The sun with all its beauty and glory has gone. Where has it gone? Nowhere. But again I ask: Why do I not see it? It has given way to Winter. But why? Is it because that everything in nature comes and goes or is it because that it had no choice but to go and give way to a sombre and disheartening state of affairs just for the sake of it? Hmm.....I have often wondered.
Gloomy days and frosty nights are its constituent. Water trickling down from overhead and onto the ground, moistening the earth after the earth baking I found Oh! a water drop fell down the back of my neck - how cold yet how soothing.
All cuddled up in a big fur coat seeking to find some shelter I was where from a front yard porch could look at the water washing away all the ash of yesterday. How pleasant it is to see such a sight as a river of water making its way down the gutter of man made carrying with it all the dirt and **** that was and will be there another day.

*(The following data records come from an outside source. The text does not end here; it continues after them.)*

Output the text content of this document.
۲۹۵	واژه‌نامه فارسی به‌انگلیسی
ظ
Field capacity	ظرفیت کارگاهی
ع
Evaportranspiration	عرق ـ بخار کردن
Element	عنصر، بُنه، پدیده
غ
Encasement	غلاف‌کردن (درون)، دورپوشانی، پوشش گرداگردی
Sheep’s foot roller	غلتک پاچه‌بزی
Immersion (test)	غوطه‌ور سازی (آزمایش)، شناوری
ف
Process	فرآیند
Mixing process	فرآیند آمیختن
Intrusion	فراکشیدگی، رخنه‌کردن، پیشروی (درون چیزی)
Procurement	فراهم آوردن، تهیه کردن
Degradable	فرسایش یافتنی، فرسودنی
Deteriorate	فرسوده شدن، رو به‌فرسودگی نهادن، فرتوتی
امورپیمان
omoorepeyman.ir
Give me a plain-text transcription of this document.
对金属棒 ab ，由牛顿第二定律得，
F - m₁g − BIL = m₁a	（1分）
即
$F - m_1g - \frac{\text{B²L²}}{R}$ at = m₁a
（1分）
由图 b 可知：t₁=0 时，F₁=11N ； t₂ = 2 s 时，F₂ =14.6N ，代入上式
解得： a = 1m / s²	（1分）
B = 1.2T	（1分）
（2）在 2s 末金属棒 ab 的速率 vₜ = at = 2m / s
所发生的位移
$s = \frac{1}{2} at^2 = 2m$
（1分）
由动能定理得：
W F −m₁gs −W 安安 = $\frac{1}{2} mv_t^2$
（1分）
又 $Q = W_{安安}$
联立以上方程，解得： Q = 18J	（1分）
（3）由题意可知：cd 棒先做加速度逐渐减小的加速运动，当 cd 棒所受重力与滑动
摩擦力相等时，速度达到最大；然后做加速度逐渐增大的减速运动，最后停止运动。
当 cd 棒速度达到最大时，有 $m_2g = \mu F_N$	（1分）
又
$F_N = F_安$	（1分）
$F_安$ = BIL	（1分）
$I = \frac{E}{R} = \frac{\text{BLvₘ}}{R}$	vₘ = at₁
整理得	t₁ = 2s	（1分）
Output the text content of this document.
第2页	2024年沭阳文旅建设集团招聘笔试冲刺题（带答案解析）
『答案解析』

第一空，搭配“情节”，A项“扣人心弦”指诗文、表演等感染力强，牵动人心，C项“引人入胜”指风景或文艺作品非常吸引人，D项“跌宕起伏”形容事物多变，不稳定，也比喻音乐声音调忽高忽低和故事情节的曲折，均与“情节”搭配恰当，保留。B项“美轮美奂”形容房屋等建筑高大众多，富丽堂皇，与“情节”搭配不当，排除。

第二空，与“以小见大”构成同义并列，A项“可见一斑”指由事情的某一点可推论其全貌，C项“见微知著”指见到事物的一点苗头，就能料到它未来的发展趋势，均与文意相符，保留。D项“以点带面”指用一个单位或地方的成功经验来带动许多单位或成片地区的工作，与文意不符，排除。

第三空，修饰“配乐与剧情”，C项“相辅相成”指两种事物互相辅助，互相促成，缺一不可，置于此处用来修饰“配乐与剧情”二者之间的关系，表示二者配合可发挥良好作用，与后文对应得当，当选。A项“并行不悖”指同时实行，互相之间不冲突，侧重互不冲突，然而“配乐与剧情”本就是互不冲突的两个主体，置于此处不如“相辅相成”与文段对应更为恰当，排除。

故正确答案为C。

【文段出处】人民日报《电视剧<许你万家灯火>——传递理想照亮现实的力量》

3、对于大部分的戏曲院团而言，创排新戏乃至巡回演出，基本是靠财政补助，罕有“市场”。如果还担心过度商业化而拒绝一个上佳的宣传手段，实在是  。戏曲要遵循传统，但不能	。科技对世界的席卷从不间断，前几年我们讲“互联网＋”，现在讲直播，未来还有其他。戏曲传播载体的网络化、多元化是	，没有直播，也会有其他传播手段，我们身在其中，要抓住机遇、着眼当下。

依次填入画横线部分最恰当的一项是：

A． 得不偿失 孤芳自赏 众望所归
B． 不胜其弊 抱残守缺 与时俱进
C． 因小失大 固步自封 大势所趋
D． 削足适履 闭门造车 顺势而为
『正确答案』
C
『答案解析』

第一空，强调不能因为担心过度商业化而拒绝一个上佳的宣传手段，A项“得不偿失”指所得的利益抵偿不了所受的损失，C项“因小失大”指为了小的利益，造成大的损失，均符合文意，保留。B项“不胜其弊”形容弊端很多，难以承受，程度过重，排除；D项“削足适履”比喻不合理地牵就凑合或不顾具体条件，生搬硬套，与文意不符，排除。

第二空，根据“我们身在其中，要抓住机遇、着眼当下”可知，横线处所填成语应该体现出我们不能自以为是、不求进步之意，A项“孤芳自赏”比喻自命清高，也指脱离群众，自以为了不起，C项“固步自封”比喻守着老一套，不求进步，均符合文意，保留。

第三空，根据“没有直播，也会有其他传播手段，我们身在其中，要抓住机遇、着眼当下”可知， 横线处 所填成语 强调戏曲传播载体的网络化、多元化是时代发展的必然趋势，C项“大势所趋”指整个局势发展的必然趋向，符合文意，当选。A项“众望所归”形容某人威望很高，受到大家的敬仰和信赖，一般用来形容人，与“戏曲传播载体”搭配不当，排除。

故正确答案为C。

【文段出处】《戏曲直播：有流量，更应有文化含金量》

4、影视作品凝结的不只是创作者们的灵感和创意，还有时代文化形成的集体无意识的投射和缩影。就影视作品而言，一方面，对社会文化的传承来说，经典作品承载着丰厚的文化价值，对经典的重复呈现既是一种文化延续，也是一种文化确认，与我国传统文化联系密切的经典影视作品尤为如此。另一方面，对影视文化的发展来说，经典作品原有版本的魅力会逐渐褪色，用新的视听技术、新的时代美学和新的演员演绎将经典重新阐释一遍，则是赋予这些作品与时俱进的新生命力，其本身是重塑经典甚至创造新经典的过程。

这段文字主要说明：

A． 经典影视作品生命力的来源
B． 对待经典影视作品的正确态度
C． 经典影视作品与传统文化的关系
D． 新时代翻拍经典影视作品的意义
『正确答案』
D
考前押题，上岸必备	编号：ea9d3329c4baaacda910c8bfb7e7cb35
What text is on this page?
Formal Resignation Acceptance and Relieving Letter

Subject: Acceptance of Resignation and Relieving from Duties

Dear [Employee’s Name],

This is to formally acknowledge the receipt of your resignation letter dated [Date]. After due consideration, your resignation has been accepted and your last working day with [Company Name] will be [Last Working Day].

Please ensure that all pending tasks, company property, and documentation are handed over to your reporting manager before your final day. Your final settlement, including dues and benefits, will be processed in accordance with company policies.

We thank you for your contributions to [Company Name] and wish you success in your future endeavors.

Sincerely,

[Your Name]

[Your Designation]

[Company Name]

Having found my shelter and home I was dripping and shaking from a winter day looking out there and thinking I dare not be in it again. It can be good and it can be bad, knowing this now after years gone by when I was a child in dismay wondering why I felt so sad. A child in dismay. A child in dismay.......
Ah! another cold drop fell down the back of my neck, through a hole in the porch roof which awakened me from days gone by. Oh how cruel winter is in a way stirring me to think of memories from pleasanter days.
The days are short, the nights are long and both are cold. I must adapt myself as others do to escape the danger and cost of paying the bill when all is needed for winter.
How I wish I was in summer dreaming about winter, but then why should I when both are hard times.
A very early piece written over 35 years ago as prose but recently converted to blank verse format.